Saudi Arabia has launched four special economic zones that will offer companies financial and non-financial incentives as it seeks to attract more foreign investment and position itself as a global business centre.
The new zones will focus on the key growth sectors of advanced manufacturing, cloud computing, medical technology and maritime, the Saudi government said.
They will offer foreign investors a chance “to have a stake in the world’s fastest-growing economy”, said Khalid Al-Falih, chairman of the Economic Cities and Special Zones Authority and Minister of Investment.
The new zones are the King Abdullah Economic City SEZ, Jazan SEZ, Ras Al Khair SEZ and Cloud Computing SEZ, which is located in the King Abdulaziz City for Science and Technology.
Special economic zones are geographically defined areas that support specific activities such as investment, trade and employment by providing competitive advantages and legislative frameworks that differ from the base economy.
In October 2020, Mr Al Falih said Saudi Arabia planned to launch a series of special economic zones focused on logistics, biotechnology and the maritime, chemical and manufacturing industries to attract investment and boost its economy.
The Arab world's biggest economy is pushing to become one of top 15 global economies by 2030.
It is developing a series of projects in critical sectors ranging from tourism to manufacturing and putting in place reforms to attract investment as part of its Vision 2030 programme to reduce reliance on oil.

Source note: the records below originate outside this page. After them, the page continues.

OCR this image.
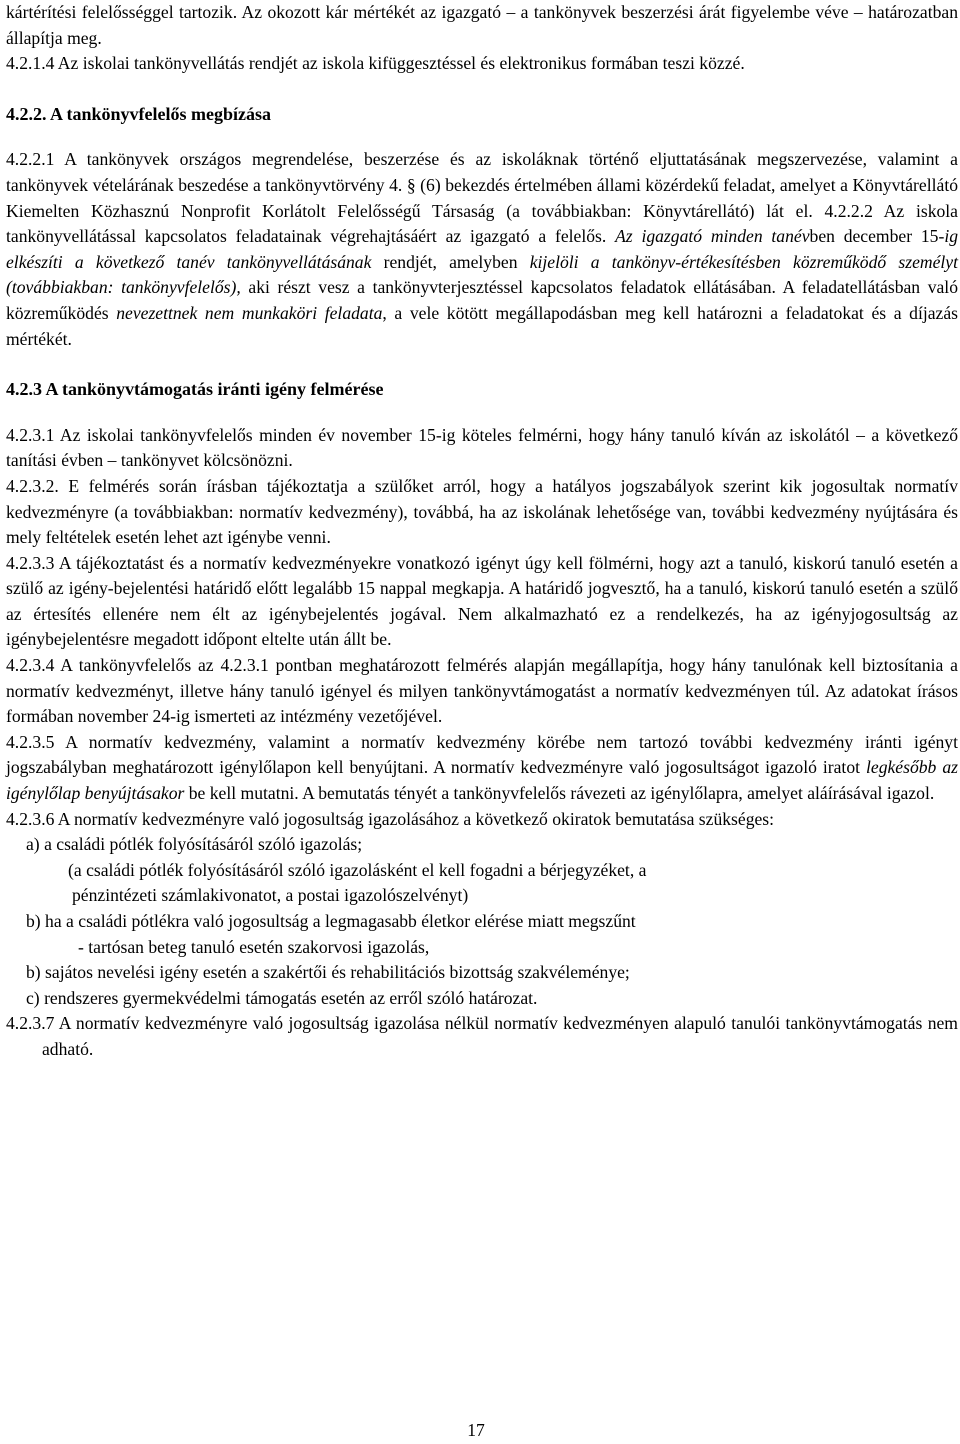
kártérítési felelősséggel tartozik. Az okozott kár mértékét az igazgató – a tankönyvek beszerzési árát figyelembe véve – határozatban állapítja meg.

4.2.1.4 Az iskolai tankönyvellátás rendjét az iskola kifüggesztéssel és elektronikus formában teszi közzé.

4.2.2. A tankönyvfelelős megbízása

4.2.2.1 A tankönyvek országos megrendelése, beszerzése és az iskoláknak történő eljuttatásának megszervezése, valamint a tankönyvek vételárának beszedése a tankönyvtörvény 4. § (6) bekezdés értelmében állami közérdekű feladat, amelyet a Könyvtárellátó Kiemelten Közhasznú Nonprofit Korlátolt Felelősségű Társaság (a továbbiakban: Könyvtárellátó) lát el. 4.2.2.2 Az iskola tankönyvellátással kapcsolatos feladatainak végrehajtásáért az igazgató a felelős. Az igazgató minden tanévben december 15-ig elkészíti a következő tanév tankönyvellátásának rendjét, amelyben kijelöli a tankönyv-értékesítésben közreműködő személyt (továbbiakban: tankönyvfelelős), aki részt vesz a tankönyvterjesztéssel kapcsolatos feladatok ellátásában. A feladatellátásban való közreműködés nevezettnek nem munkaköri feladata, a vele kötött megállapodásban meg kell határozni a feladatokat és a díjazás mértékét.

4.2.3 A tankönyvtámogatás iránti igény felmérése

4.2.3.1 Az iskolai tankönyvfelelős minden év november 15-ig köteles felmérni, hogy hány tanuló kíván az iskolától – a következő tanítási évben – tankönyvet kölcsönözni.

4.2.3.2. E felmérés során írásban tájékoztatja a szülőket arról, hogy a hatályos jogszabályok szerint kik jogosultak normatív kedvezményre (a továbbiakban: normatív kedvezmény), továbbá, ha az iskolának lehetősége van, további kedvezmény nyújtására és mely feltételek esetén lehet azt igénybe venni.

4.2.3.3 A tájékoztatást és a normatív kedvezményekre vonatkozó igényt úgy kell fölmérni, hogy azt a tanuló, kiskorú tanuló esetén a szülő az igény-bejelentési határidő előtt legalább 15 nappal megkapja. A határidő jogvesztő, ha a tanuló, kiskorú tanuló esetén a szülő az értesítés ellenére nem élt az igénybejelentés jogával. Nem alkalmazható ez a rendelkezés, ha az igényjogosultság az igénybejelentésre megadott időpont eltelte után állt be.

4.2.3.4 A tankönyvfelelős az 4.2.3.1 pontban meghatározott felmérés alapján megállapítja, hogy hány tanulónak kell biztosítania a normatív kedvezményt, illetve hány tanuló igényel és milyen tankönyvtámogatást a normatív kedvezményen túl. Az adatokat írásos formában november 24-ig ismerteti az intézmény vezetőjével.

4.2.3.5 A normatív kedvezmény, valamint a normatív kedvezmény körébe nem tartozó további kedvezmény iránti igényt jogszabályban meghatározott igénylőlapon kell benyújtani. A normatív kedvezményre való jogosultságot igazoló iratot legkésőbb az igénylőlap benyújtásakor be kell mutatni. A bemutatás tényét a tankönyvfelelős rávezeti az igénylőlapra, amelyet aláírásával igazol.

4.2.3.6 A normatív kedvezményre való jogosultság igazolásához a következő okiratok bemutatása szükséges:

a) a családi pótlék folyósításáról szóló igazolás;

(a családi pótlék folyósításáról szóló igazolásként el kell fogadni a bérjegyzéket, a

pénzintézeti számlakivonatot, a postai igazolószelvényt)

b) ha a családi pótlékra való jogosultság a legmagasabb életkor elérése miatt megszűnt

- tartósan beteg tanuló esetén szakorvosi igazolás,

b) sajátos nevelési igény esetén a szakértői és rehabilitációs bizottság szakvéleménye;

c) rendszeres gyermekvédelmi támogatás esetén az erről szóló határozat.

4.2.3.7 A normatív kedvezményre való jogosultság igazolása nélkül normatív kedvezményen alapuló tanulói tankönyvtámogatás nem adható.

17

In October 2022, the kingdom launched the Global Supply Chain Resilience Initiative (GSCRI) that seeks to support investments worth 40 billion Saudi riyals ($10.6 billion) in its first two years.
The project will allocate 10 billion riyals in financial and non-financial incentives for investors as the country seeks to expand its transport sector and become a global logistics centre.
The four new zones will offer companies financial and non-financial incentives such as competitive corporate tax rates, duty-free imports of machinery and raw materials, 100 per cent foreign ownership, easier set-up procedures and “flexibility in employing foreign labour”, the Saudi government said.
“The zones will become engines of growth, increasing the kingdom’s export competitiveness, attracting talent, boosting technology and improving our global links,” said Nabil Khoja, secretary general of the Economic Cities and Special Zones Authority.
Of these zones, the King Abdullah Economic City will focus on advanced manufacturing and logistics, from the automotive supply chain, including assembly, as well as consumer goods, information and communications technology and MedTech.
Located on the Red Sea coast, less than 90 minutes from Jeddah Airport, the 60-square-kilometre city offers access to global trade routes through King Abdullah Port.
Jazan SEZ, an industrial centre, will focus on trade with fast-growing markets in Africa and Asia. It offers access to Jazan port for the export of goods and import of materials.
“Jazan is part of the kingdom’s fertile south-western region, providing opportunities for the manufacturing, processing and distribution of food products to cater [to] growing regional demand and meet food security challenges across the region,” the Saudi government said.
Ras Al-Khair SEZ will be a fully integrated marine ecosystem, with a network of existing investors.
Forty per cent of the zone is already reserved. It will offer opportunities in shipbuilding and repair, offshore drilling and the maritime value chain.
Cloud Computing SEZ will serve as a centre for emerging and disruptive technology.
The zone is based around a hybrid model that allows investors to establish physical data centres and cloud-computing infrastructure in several locations within the kingdom.
“It will open up new gateways for investors worldwide to capitalise on the rapidly growing global cloud market, expected to be worth $834 billion by 2027,” the Saudi government said.
The kingdom, the world's largest exporter of oil, benefitted from the rally in crude prices last year.